Fried chicken with bones, tough to eat with chopsticks
Fried chicken pieces in a delicious soy vinegar sauce
Shrimp in a hot and sour sauce
Some kind of oyster/clam in a creamy spinach white sauce (not very good)
Bean noodles in a surprisingly hot meat dish
Sweet and sour pork
A jellied fruit dessert
I am stuffed. Enkai’s are insane in the amount of food that is stuffed in you. My third grade teacher thought I was holding back and said, “Andrew-sensei please be proud that you can eat a lot!” How can you argue with that? So I had me some more gyoza.
At one point my teachers tried to hook me up with the school nurse, I think. They were asking what type of woman I like, and my third grade teacher was kind of elbowing the nurse and giving me the “Ehh? Ehhhh?” look. He told me I should marry a Japanese woman, and gave me more of the “She’s available you know!” look. Then when I told them I was single he was kind of giving her the “Ehh? Ehhh?” look. Then I thought she was kind of hitting on me, or at least they were hitting on me for her via proxy, or something like that. But it is very hard to tell. The Japanese are fairly subtle when they deal with each other’s feelings.
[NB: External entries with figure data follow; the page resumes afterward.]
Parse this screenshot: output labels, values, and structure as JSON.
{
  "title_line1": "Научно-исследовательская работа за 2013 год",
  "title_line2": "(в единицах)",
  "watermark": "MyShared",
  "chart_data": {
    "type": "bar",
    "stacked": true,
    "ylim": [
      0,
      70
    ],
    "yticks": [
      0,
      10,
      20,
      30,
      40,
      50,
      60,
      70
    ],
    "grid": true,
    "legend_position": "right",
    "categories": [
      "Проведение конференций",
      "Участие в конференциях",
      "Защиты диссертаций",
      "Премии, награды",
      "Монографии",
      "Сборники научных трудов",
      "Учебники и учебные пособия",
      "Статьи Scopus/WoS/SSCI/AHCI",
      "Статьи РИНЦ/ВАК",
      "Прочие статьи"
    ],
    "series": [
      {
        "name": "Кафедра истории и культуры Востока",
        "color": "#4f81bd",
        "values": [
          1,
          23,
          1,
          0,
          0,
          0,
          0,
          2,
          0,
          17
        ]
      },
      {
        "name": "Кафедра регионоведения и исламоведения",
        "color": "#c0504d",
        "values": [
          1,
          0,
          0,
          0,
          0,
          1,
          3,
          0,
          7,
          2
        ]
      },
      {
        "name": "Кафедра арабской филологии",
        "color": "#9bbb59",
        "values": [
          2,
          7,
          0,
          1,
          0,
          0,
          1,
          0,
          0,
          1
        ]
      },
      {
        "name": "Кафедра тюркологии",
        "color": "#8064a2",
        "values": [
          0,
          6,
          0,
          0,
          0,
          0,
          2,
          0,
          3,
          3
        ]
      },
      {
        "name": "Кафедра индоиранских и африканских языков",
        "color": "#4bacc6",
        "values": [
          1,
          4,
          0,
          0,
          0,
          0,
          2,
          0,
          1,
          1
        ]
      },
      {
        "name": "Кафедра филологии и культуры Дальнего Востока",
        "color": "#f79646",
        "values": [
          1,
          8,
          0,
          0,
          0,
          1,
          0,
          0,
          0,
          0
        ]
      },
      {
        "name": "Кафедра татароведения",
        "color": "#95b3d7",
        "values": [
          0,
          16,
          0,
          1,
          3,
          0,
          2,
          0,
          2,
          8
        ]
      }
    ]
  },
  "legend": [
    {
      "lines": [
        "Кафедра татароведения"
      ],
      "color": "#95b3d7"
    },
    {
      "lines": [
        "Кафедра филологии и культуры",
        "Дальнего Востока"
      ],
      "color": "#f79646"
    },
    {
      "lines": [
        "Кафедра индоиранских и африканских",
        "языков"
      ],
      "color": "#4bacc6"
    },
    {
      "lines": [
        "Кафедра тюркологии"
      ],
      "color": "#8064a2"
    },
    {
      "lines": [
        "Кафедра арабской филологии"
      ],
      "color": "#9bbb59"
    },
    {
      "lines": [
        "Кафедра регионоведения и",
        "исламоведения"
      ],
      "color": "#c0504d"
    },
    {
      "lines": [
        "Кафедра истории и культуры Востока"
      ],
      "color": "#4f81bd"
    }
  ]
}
They know that foreigners are more open about feelings, so in some respects they go a little overboard. It must be kind of liberating. Add alcohol and you have even more “openness”. It also seems that the “Person A and Person B sitting in a tree. K-I-S-S-I-N-G” type of humor is considered top shelf hilarious. It all adds up to a lot of mixed signals. I am not the only JET that I know that has felt this way, to varying degrees. So who knows.
Enough interpersonal stuff, and let’s talk about, well, more interpersonal stuff. The real highlight of the night was sitting with my Principle. He is an ex-art teacher who spent a few months in America learning about how principles there. He was West Virginia and has fished in the Ohio River (he didn’t catch anything). He is a really interesting guy, whose English is really good. With a little work he could have been an English teacher easily. You can tell he really likes art, particularly foreign art. When my parents met him he talked a lot about Native American art. We mostly just talked about Japan stuff. He taught me a lot of kanji and showed me the general progression from picture to pictograph. He used bird (tori鳥) as an example. He drew a quick sketch of a quall and then evolution of how the head became the triple lines, the body became the double lines, and the feet/claws became the dashes. It was really cool. I have seen it shown in books, but it was interesting to see him do it. He also showed me a lot of interesting kanji and explained some pesky things like why a train station near me is called “Kyobashi” well the Kyo is for Kyoto and the “bashi” is bridge. It is the bridge out of Osaka Castle that is on an old road that leads right to Kyoto. So there you go!
Unfortunately, he is retiring in 14 days. My vice-principle will become my new principle. I am happy for him, but I am sad to see my principle go. The vice-principle has a lot of control over my daily comings and goings. My current vice-principle is very nice and generous in when I can leave, so I am a bit nervous I will end up with someone new that will also be. I guess I will just have to cross that bashi when I come to it.